Burn: It depends, because if you really break it down, in some of the scenes, when you'd have an awful lot of screaming, it would be hundreds. The project had about 3,000 layers of sound overall ... because at one point, we had music on it, and then we took that off.
There was always the sound of the house. ... The house was a lovely family drama, and normally, on a film set, you want to record the sound of the dialogue, of the actors talking, and that's the primary job of the sound recordist. And here, everything's in mid-shot, and Jon wanted to keep a critical distance, so that we could observe rather than be in amongst.
And even that extended to the actors, "Don't try and become. Just be." And so, it was all about, "Observe people in the house," and that extended to the film. [It] was shot with multiple scenes happening at the same time.
Everything you see, where you imagine it's all happening at the same time, it actually was. And the takes were an hour long, because that was the length of the memory stick. And there were 10 hidden cameras, and we had budget for 20 microphones, but we had 50 microphone positions.
On any scene, I would have 20 tracks of audio from all the different mics around the house. So if the kids screamed and then ran out the house and went around the outside wall, I could still keep the sound of them going as they walked past Rudolf's office, where he's sitting with the men and talking about the crematoria. So many layers from the house, but then, a layer of foley that we recorded in the actual house to augment the teacups rattling and the footsteps and the locking of the doors.
And we actually went to the formal completed process ... we made the family drama, the "Big Brother" thing, as a film in about a year and did the picture edit. And then Jon and I sat down and said, "Right."
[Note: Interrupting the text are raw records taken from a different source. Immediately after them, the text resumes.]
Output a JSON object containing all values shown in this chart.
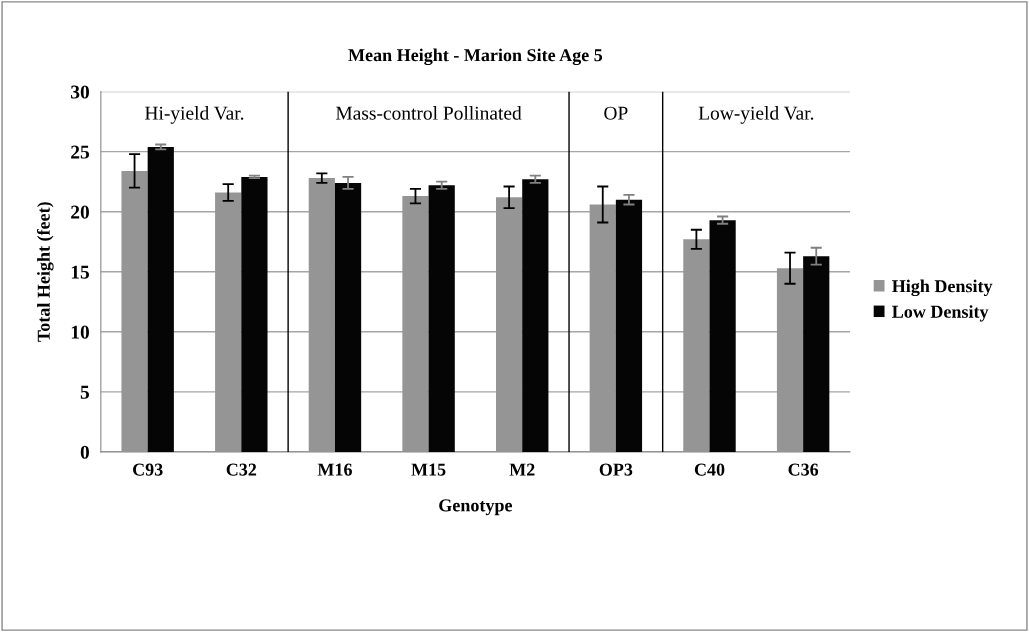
{
  "chart_data": {
    "type": "bar",
    "title": "Mean Height - Marion Site Age 5",
    "xlabel": "Genotype",
    "ylabel": "Total Height (feet)",
    "categories": [
      "C93",
      "C32",
      "M16",
      "M15",
      "M2",
      "OP3",
      "C40",
      "C36"
    ],
    "series": [
      {
        "name": "High Density",
        "color": "#959595",
        "values": [
          23.4,
          21.6,
          22.8,
          21.3,
          21.2,
          20.6,
          17.7,
          15.3
        ],
        "errors": [
          1.4,
          0.7,
          0.4,
          0.6,
          0.9,
          1.5,
          0.8,
          1.3
        ]
      },
      {
        "name": "Low Density",
        "color": "#050505",
        "values": [
          25.4,
          22.9,
          22.4,
          22.2,
          22.7,
          21.0,
          19.3,
          16.3
        ],
        "errors": [
          0.2,
          0.1,
          0.5,
          0.3,
          0.3,
          0.4,
          0.3,
          0.7
        ]
      }
    ],
    "ylim": [
      0,
      30
    ],
    "yticks": [
      0,
      5,
      10,
      15,
      20,
      25,
      30
    ],
    "grid": "y",
    "legend": "right",
    "annotations": [
      "Hi-yield Var.",
      "Mass-control Pollinated",
      "OP",
      "Low-yield Var."
    ]
  }
}
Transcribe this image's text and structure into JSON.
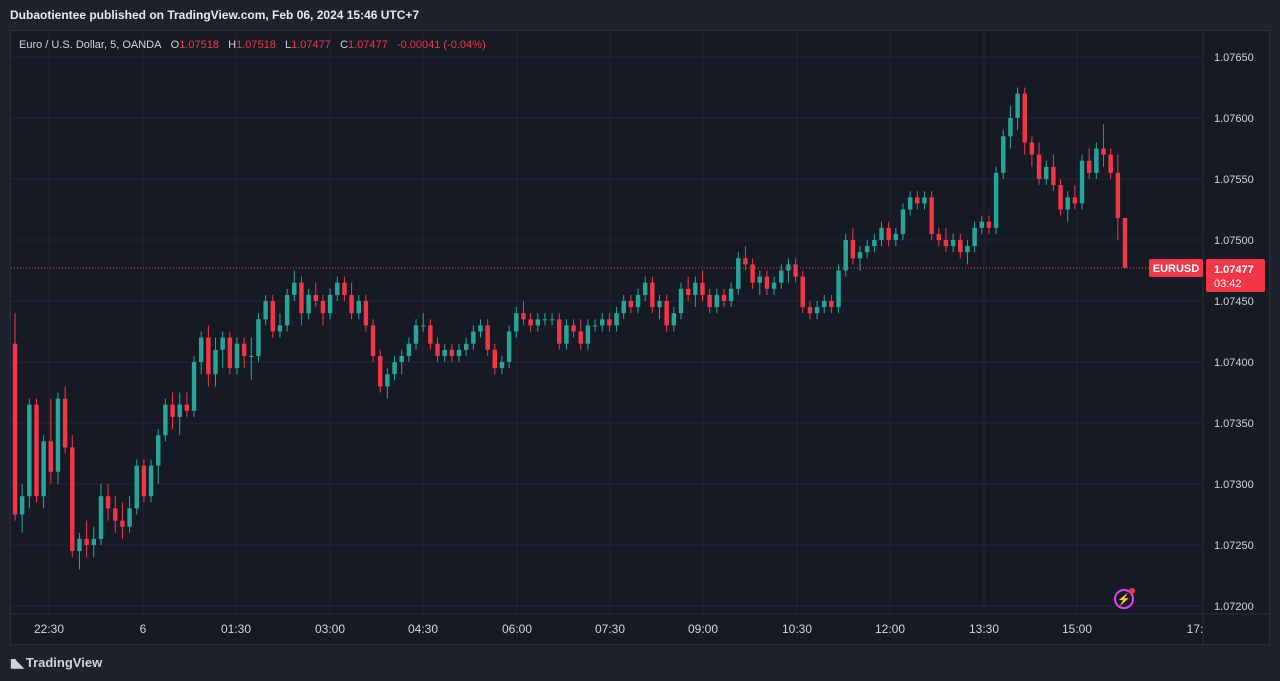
{
  "header": {
    "publisher_text": "Dubaotientee published on TradingView.com, Feb 06, 2024 15:46 UTC+7"
  },
  "legend": {
    "symbol": "Euro / U.S. Dollar, 5, OANDA",
    "o_label": "O",
    "o_value": "1.07518",
    "h_label": "H",
    "h_value": "1.07518",
    "l_label": "L",
    "l_value": "1.07477",
    "c_label": "C",
    "c_value": "1.07477",
    "change": "-0.00041 (-0.04%)"
  },
  "price_tag": {
    "symbol": "EURUSD",
    "price": "1.07477",
    "countdown": "03:42"
  },
  "footer": {
    "logo_text": "TradingView"
  },
  "colors": {
    "up": "#26a69a",
    "down": "#f23645",
    "background": "#161a25",
    "grid": "#232734",
    "text": "#d1d4dc"
  },
  "chart_data": {
    "type": "candlestick",
    "interval_minutes": 5,
    "y_ticks": [
      "1.07650",
      "1.07600",
      "1.07550",
      "1.07500",
      "1.07450",
      "1.07400",
      "1.07350",
      "1.07300",
      "1.07250",
      "1.07200"
    ],
    "ylim": [
      1.0719,
      1.07685
    ],
    "x_ticks": [
      "22:30",
      "6",
      "01:30",
      "03:00",
      "04:30",
      "06:00",
      "07:30",
      "09:00",
      "10:30",
      "12:00",
      "13:30",
      "15:00",
      "17:"
    ],
    "last_price": 1.07477,
    "candles": [
      [
        1.07415,
        1.0744,
        1.0727,
        1.07275
      ],
      [
        1.07275,
        1.073,
        1.0726,
        1.0729
      ],
      [
        1.0729,
        1.0737,
        1.0728,
        1.07365
      ],
      [
        1.07365,
        1.0737,
        1.07285,
        1.0729
      ],
      [
        1.0729,
        1.0734,
        1.0728,
        1.07335
      ],
      [
        1.07335,
        1.0737,
        1.073,
        1.0731
      ],
      [
        1.0731,
        1.07375,
        1.073,
        1.0737
      ],
      [
        1.0737,
        1.0738,
        1.07325,
        1.0733
      ],
      [
        1.0733,
        1.0734,
        1.0724,
        1.07245
      ],
      [
        1.07245,
        1.0726,
        1.0723,
        1.07255
      ],
      [
        1.07255,
        1.0727,
        1.0724,
        1.0725
      ],
      [
        1.0725,
        1.07265,
        1.0724,
        1.07255
      ],
      [
        1.07255,
        1.073,
        1.0725,
        1.0729
      ],
      [
        1.0729,
        1.073,
        1.0727,
        1.0728
      ],
      [
        1.0728,
        1.0729,
        1.0726,
        1.0727
      ],
      [
        1.0727,
        1.07285,
        1.07255,
        1.07265
      ],
      [
        1.07265,
        1.0729,
        1.0726,
        1.0728
      ],
      [
        1.0728,
        1.0732,
        1.07275,
        1.07315
      ],
      [
        1.07315,
        1.0732,
        1.07285,
        1.0729
      ],
      [
        1.0729,
        1.0732,
        1.07285,
        1.07315
      ],
      [
        1.07315,
        1.07345,
        1.073,
        1.0734
      ],
      [
        1.0734,
        1.0737,
        1.07335,
        1.07365
      ],
      [
        1.07365,
        1.07375,
        1.07345,
        1.07355
      ],
      [
        1.07355,
        1.07375,
        1.0734,
        1.07365
      ],
      [
        1.07365,
        1.07375,
        1.07355,
        1.0736
      ],
      [
        1.0736,
        1.07405,
        1.07355,
        1.074
      ],
      [
        1.074,
        1.07425,
        1.0739,
        1.0742
      ],
      [
        1.0742,
        1.0743,
        1.0738,
        1.0739
      ],
      [
        1.0739,
        1.0742,
        1.0738,
        1.0741
      ],
      [
        1.0741,
        1.07425,
        1.07395,
        1.0742
      ],
      [
        1.0742,
        1.07425,
        1.0739,
        1.07395
      ],
      [
        1.07395,
        1.0742,
        1.0739,
        1.07415
      ],
      [
        1.07415,
        1.0742,
        1.07395,
        1.07405
      ],
      [
        1.07405,
        1.0742,
        1.07385,
        1.07405
      ],
      [
        1.07405,
        1.0744,
        1.074,
        1.07435
      ],
      [
        1.07435,
        1.07455,
        1.0743,
        1.0745
      ],
      [
        1.0745,
        1.07455,
        1.0742,
        1.07425
      ],
      [
        1.07425,
        1.0744,
        1.0742,
        1.0743
      ],
      [
        1.0743,
        1.0746,
        1.07425,
        1.07455
      ],
      [
        1.07455,
        1.07475,
        1.0745,
        1.07465
      ],
      [
        1.07465,
        1.0747,
        1.0743,
        1.0744
      ],
      [
        1.0744,
        1.0746,
        1.07435,
        1.07455
      ],
      [
        1.07455,
        1.07465,
        1.07445,
        1.0745
      ],
      [
        1.0745,
        1.07455,
        1.0743,
        1.0744
      ],
      [
        1.0744,
        1.0746,
        1.07435,
        1.07455
      ],
      [
        1.07455,
        1.0747,
        1.0745,
        1.07465
      ],
      [
        1.07465,
        1.0747,
        1.0745,
        1.07455
      ],
      [
        1.07455,
        1.07465,
        1.07435,
        1.0744
      ],
      [
        1.0744,
        1.07455,
        1.07435,
        1.0745
      ],
      [
        1.0745,
        1.07455,
        1.07425,
        1.0743
      ],
      [
        1.0743,
        1.07435,
        1.074,
        1.07405
      ],
      [
        1.07405,
        1.0741,
        1.07375,
        1.0738
      ],
      [
        1.0738,
        1.07395,
        1.0737,
        1.0739
      ],
      [
        1.0739,
        1.07405,
        1.07385,
        1.074
      ],
      [
        1.074,
        1.0741,
        1.0739,
        1.07405
      ],
      [
        1.07405,
        1.0742,
        1.074,
        1.07415
      ],
      [
        1.07415,
        1.07435,
        1.0741,
        1.0743
      ],
      [
        1.0743,
        1.0744,
        1.07425,
        1.0743
      ],
      [
        1.0743,
        1.07435,
        1.0741,
        1.07415
      ],
      [
        1.07415,
        1.0742,
        1.074,
        1.07405
      ],
      [
        1.07405,
        1.07415,
        1.074,
        1.0741
      ],
      [
        1.0741,
        1.07415,
        1.074,
        1.07405
      ],
      [
        1.07405,
        1.07415,
        1.074,
        1.0741
      ],
      [
        1.0741,
        1.0742,
        1.07405,
        1.07415
      ],
      [
        1.07415,
        1.0743,
        1.0741,
        1.07425
      ],
      [
        1.07425,
        1.07435,
        1.0742,
        1.0743
      ],
      [
        1.0743,
        1.07435,
        1.07405,
        1.0741
      ],
      [
        1.0741,
        1.07415,
        1.0739,
        1.07395
      ],
      [
        1.07395,
        1.07405,
        1.0739,
        1.074
      ],
      [
        1.074,
        1.0743,
        1.07395,
        1.07425
      ],
      [
        1.07425,
        1.07445,
        1.0742,
        1.0744
      ],
      [
        1.0744,
        1.0745,
        1.0743,
        1.07435
      ],
      [
        1.07435,
        1.0744,
        1.07425,
        1.0743
      ],
      [
        1.0743,
        1.0744,
        1.07425,
        1.07435
      ],
      [
        1.07435,
        1.0744,
        1.0743,
        1.07435
      ],
      [
        1.07435,
        1.0744,
        1.0743,
        1.07435
      ],
      [
        1.07435,
        1.0744,
        1.0741,
        1.07415
      ],
      [
        1.07415,
        1.07435,
        1.0741,
        1.0743
      ],
      [
        1.0743,
        1.07435,
        1.0742,
        1.07425
      ],
      [
        1.07425,
        1.07435,
        1.0741,
        1.07415
      ],
      [
        1.07415,
        1.07435,
        1.0741,
        1.0743
      ],
      [
        1.0743,
        1.07435,
        1.07425,
        1.0743
      ],
      [
        1.0743,
        1.0744,
        1.07425,
        1.07435
      ],
      [
        1.07435,
        1.0744,
        1.07425,
        1.0743
      ],
      [
        1.0743,
        1.07445,
        1.07425,
        1.0744
      ],
      [
        1.0744,
        1.07455,
        1.07435,
        1.0745
      ],
      [
        1.0745,
        1.07455,
        1.0744,
        1.07445
      ],
      [
        1.07445,
        1.0746,
        1.0744,
        1.07455
      ],
      [
        1.07455,
        1.0747,
        1.0745,
        1.07465
      ],
      [
        1.07465,
        1.0747,
        1.0744,
        1.07445
      ],
      [
        1.07445,
        1.07455,
        1.07435,
        1.0745
      ],
      [
        1.0745,
        1.07455,
        1.07425,
        1.0743
      ],
      [
        1.0743,
        1.07445,
        1.07425,
        1.0744
      ],
      [
        1.0744,
        1.07465,
        1.07435,
        1.0746
      ],
      [
        1.0746,
        1.0747,
        1.0745,
        1.07455
      ],
      [
        1.07455,
        1.0747,
        1.07445,
        1.07465
      ],
      [
        1.07465,
        1.07475,
        1.0745,
        1.07455
      ],
      [
        1.07455,
        1.0746,
        1.0744,
        1.07445
      ],
      [
        1.07445,
        1.0746,
        1.0744,
        1.07455
      ],
      [
        1.07455,
        1.0746,
        1.07445,
        1.0745
      ],
      [
        1.0745,
        1.07465,
        1.07445,
        1.0746
      ],
      [
        1.0746,
        1.0749,
        1.07455,
        1.07485
      ],
      [
        1.07485,
        1.07495,
        1.07475,
        1.0748
      ],
      [
        1.0748,
        1.07485,
        1.0746,
        1.07465
      ],
      [
        1.07465,
        1.07475,
        1.07455,
        1.0747
      ],
      [
        1.0747,
        1.07475,
        1.07455,
        1.0746
      ],
      [
        1.0746,
        1.0747,
        1.07455,
        1.07465
      ],
      [
        1.07465,
        1.0748,
        1.0746,
        1.07475
      ],
      [
        1.07475,
        1.07485,
        1.07465,
        1.0748
      ],
      [
        1.0748,
        1.07485,
        1.07465,
        1.0747
      ],
      [
        1.0747,
        1.07475,
        1.0744,
        1.07445
      ],
      [
        1.07445,
        1.0745,
        1.07435,
        1.0744
      ],
      [
        1.0744,
        1.0745,
        1.07435,
        1.07445
      ],
      [
        1.07445,
        1.07455,
        1.0744,
        1.0745
      ],
      [
        1.0745,
        1.07455,
        1.0744,
        1.07445
      ],
      [
        1.07445,
        1.0748,
        1.0744,
        1.07475
      ],
      [
        1.07475,
        1.07505,
        1.0747,
        1.075
      ],
      [
        1.075,
        1.0751,
        1.0748,
        1.07485
      ],
      [
        1.07485,
        1.07495,
        1.07475,
        1.0749
      ],
      [
        1.0749,
        1.075,
        1.07485,
        1.07495
      ],
      [
        1.07495,
        1.07505,
        1.0749,
        1.075
      ],
      [
        1.075,
        1.07515,
        1.07495,
        1.0751
      ],
      [
        1.0751,
        1.07515,
        1.07495,
        1.075
      ],
      [
        1.075,
        1.0751,
        1.07495,
        1.07505
      ],
      [
        1.07505,
        1.0753,
        1.075,
        1.07525
      ],
      [
        1.07525,
        1.0754,
        1.0752,
        1.07535
      ],
      [
        1.07535,
        1.0754,
        1.07525,
        1.0753
      ],
      [
        1.0753,
        1.0754,
        1.07525,
        1.07535
      ],
      [
        1.07535,
        1.0754,
        1.075,
        1.07505
      ],
      [
        1.07505,
        1.0751,
        1.07495,
        1.075
      ],
      [
        1.075,
        1.0751,
        1.0749,
        1.07495
      ],
      [
        1.07495,
        1.07505,
        1.0749,
        1.075
      ],
      [
        1.075,
        1.07505,
        1.07485,
        1.0749
      ],
      [
        1.0749,
        1.075,
        1.0748,
        1.07495
      ],
      [
        1.07495,
        1.07515,
        1.0749,
        1.0751
      ],
      [
        1.0751,
        1.0752,
        1.07505,
        1.07515
      ],
      [
        1.07515,
        1.0752,
        1.07505,
        1.0751
      ],
      [
        1.0751,
        1.0756,
        1.07505,
        1.07555
      ],
      [
        1.07555,
        1.0759,
        1.0755,
        1.07585
      ],
      [
        1.07585,
        1.0761,
        1.07575,
        1.076
      ],
      [
        1.076,
        1.07625,
        1.0759,
        1.0762
      ],
      [
        1.0762,
        1.07625,
        1.0757,
        1.0758
      ],
      [
        1.0758,
        1.07585,
        1.0756,
        1.0757
      ],
      [
        1.0757,
        1.0758,
        1.07545,
        1.0755
      ],
      [
        1.0755,
        1.07565,
        1.07545,
        1.0756
      ],
      [
        1.0756,
        1.0757,
        1.0754,
        1.07545
      ],
      [
        1.07545,
        1.0755,
        1.0752,
        1.07525
      ],
      [
        1.07525,
        1.0754,
        1.07515,
        1.07535
      ],
      [
        1.07535,
        1.07545,
        1.07525,
        1.0753
      ],
      [
        1.0753,
        1.0757,
        1.07525,
        1.07565
      ],
      [
        1.07565,
        1.07575,
        1.0755,
        1.07555
      ],
      [
        1.07555,
        1.0758,
        1.0755,
        1.07575
      ],
      [
        1.07575,
        1.07595,
        1.0756,
        1.0757
      ],
      [
        1.0757,
        1.07575,
        1.0755,
        1.07555
      ],
      [
        1.07555,
        1.0757,
        1.075,
        1.07518
      ],
      [
        1.07518,
        1.07518,
        1.07477,
        1.07477
      ]
    ]
  }
}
Because the people in the house obviously didn't hear anything, so we shouldn't start putting gunshots on until we finished making their world. So we did that, and then it was another five or six months of augmenting with the other layers, to answer your question of how many layers.
And so, there was always the constant sound of the camp, which it was an interesting development later on. And there was always voices and armaments and passing cars and airplanes and the wind and the insects in the house and all the different rooms within the house and the camp orchestra. So yeah, I didn't answer your question, but I almost did.
NFS: No, you did. That's amazing. I honestly could talk about this for hours and hours. Your work is so integral, but often unnoticed.
Burn: My mother once said to me, "What do you mean, you do the sound on films? They sound all right to me." And were she still alive, she'd probably understand on this one, that sound can actually be something different.
NFS: What mistakes do you see beginning sound designers make that you would advise they avoid?
Burn: It's an easy one. I spent my whole of my early years trying to cram in, "This is a cool sound. That's a cool plugin." It's not about any of that.
With regards to plugins, it's about just finding a good recording of something and know a couple of plugins and know them well. But you don't need a lot. You really don't.
And it's absolutely primarily about being a filmmaker and sitting with the director's hat on and imagining how he wants this film to go and being the filmmaker who happens to be wearing the sound hat. And that helps you lose your ego of, "But I made ... " Because you could spend weeks making some amazing thing, and you'll try and push it on a director, who now you're going to have an awkward conversation, because it's obvious to everyone except for you that it doesn't belong in the film. So yeah, be a filmmaker before you are a sound person.
NFS: That's great advice. Is there anything that you wanted to mention, in terms of advice or anything that I didn't ask about?
Burn: I think, for me, I always keep that as a central tenet, and then I think audiences are more aware of soundscapes. Films always used to be, "Here's the music, here's the dialogue, pull focus on the sound."
Whereas I think audiences now are so much more adept to understanding nuance in a soundscape, so we can make more complex soundscapes and expect an audience to understand the narrative beats that live in them. ... Credit the audience with intelligence.